In a good year, there's little benefit to an earlier NBA draft pick

1/17/2014 02:30:00 PM
During a college debate, I once accused our opponents of knowing nothing about sports, and went on to win the round. Those who know me know how hilarious that is.
Matt Yglesias has a post arguing, correctly, that having a lot of talent in this year's NBA draft class is a good reason for teams not to want the first draft pick as much as usual. But, I think Yglesias goes a little astray on the math. He frames the post in terms of decision making under uncertainty, which I will circle back to in a second, but I want to highlight that his point is just as valid even when there is no uncertainty.

So let's suppose we are NBA managers and that we have perfect clairvoyance such that we know exactly how valuable each player will be. So we can plot each of the players on an index like so:
With relatively few great players in the draft class, the marginal benefit of an earlier draft pick is potentially quite large.
This is a scenario where there are relatively few really good players in the draft class. As you can see, there is a huge advantage to having one of the first few draft picks. But this year's graph would look more like this:
When there are lots of great players in the draft class, the marginal benefit of an earlier draft pick is pretty small.
There are still some looser picks at the far right, but on the whole the marginal benefit of getting an earlier draft pick is much smaller. There's very little difference in the quality of the player you get between any two rounds of the draft, so it simply isn't as worthwhile to try to get an earlier draft.

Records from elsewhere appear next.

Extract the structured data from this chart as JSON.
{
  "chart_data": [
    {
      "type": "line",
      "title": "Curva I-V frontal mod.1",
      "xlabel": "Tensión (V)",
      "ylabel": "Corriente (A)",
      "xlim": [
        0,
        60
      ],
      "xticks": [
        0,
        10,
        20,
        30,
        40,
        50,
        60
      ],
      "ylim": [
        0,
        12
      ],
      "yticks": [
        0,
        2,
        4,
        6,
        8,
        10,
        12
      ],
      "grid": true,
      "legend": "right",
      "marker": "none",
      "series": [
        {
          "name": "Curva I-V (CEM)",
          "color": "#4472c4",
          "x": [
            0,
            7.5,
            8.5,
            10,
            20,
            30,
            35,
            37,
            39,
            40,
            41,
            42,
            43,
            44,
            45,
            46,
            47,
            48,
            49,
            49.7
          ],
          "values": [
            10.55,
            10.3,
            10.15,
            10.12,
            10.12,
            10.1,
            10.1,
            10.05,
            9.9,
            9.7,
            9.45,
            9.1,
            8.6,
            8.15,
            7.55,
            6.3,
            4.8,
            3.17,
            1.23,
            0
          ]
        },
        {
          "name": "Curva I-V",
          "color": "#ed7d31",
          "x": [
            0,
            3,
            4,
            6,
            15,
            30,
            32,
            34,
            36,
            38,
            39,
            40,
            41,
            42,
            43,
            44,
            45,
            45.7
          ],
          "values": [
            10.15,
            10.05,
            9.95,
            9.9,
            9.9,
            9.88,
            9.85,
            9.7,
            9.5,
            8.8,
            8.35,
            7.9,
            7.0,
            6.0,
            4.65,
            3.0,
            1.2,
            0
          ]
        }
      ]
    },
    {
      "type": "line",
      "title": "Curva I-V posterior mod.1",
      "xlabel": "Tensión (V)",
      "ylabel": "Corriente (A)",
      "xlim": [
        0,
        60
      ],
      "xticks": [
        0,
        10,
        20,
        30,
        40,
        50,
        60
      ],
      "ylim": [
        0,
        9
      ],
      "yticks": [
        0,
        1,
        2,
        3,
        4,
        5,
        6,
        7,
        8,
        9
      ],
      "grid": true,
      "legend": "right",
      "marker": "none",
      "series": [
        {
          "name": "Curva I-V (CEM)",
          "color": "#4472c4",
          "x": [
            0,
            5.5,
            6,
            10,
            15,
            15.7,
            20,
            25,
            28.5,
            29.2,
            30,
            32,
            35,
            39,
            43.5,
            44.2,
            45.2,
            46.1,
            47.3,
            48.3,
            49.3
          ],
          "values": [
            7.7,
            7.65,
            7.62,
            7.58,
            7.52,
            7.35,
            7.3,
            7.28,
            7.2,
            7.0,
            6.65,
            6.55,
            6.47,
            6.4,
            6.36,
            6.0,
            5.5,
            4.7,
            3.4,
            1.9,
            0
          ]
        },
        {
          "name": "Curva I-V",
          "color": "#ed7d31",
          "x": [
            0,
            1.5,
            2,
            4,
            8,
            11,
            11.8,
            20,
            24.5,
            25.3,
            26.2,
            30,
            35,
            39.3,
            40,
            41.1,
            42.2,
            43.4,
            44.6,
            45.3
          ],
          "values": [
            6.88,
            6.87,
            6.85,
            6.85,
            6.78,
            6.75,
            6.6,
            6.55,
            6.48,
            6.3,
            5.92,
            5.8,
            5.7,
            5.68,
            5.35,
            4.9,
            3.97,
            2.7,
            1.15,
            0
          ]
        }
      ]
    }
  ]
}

Of course, what Matt Yglesias said about decision making under uncertainty is also true, but has nothing to do with the relative preponderance of great players in this year's draft class. Here's the first graph--representing a normal year with few great players--but with standard error bars added reflecting considerable uncertainty about their future value to the team:
Uncertainty about player quality also diminishes the marginal benefit of an earlier draft pick, regardless of how many great players there are.
Even though there's potentially a huge expected gain from an earlier draft pick, there's so much uncertainty that we can't actually be sure that the "best" picks are really much better than any of the other picks. In such a situation, there's less marginal incentive to try to get an earlier draft pick, because the benefits could turn out to be pretty small, or even negative.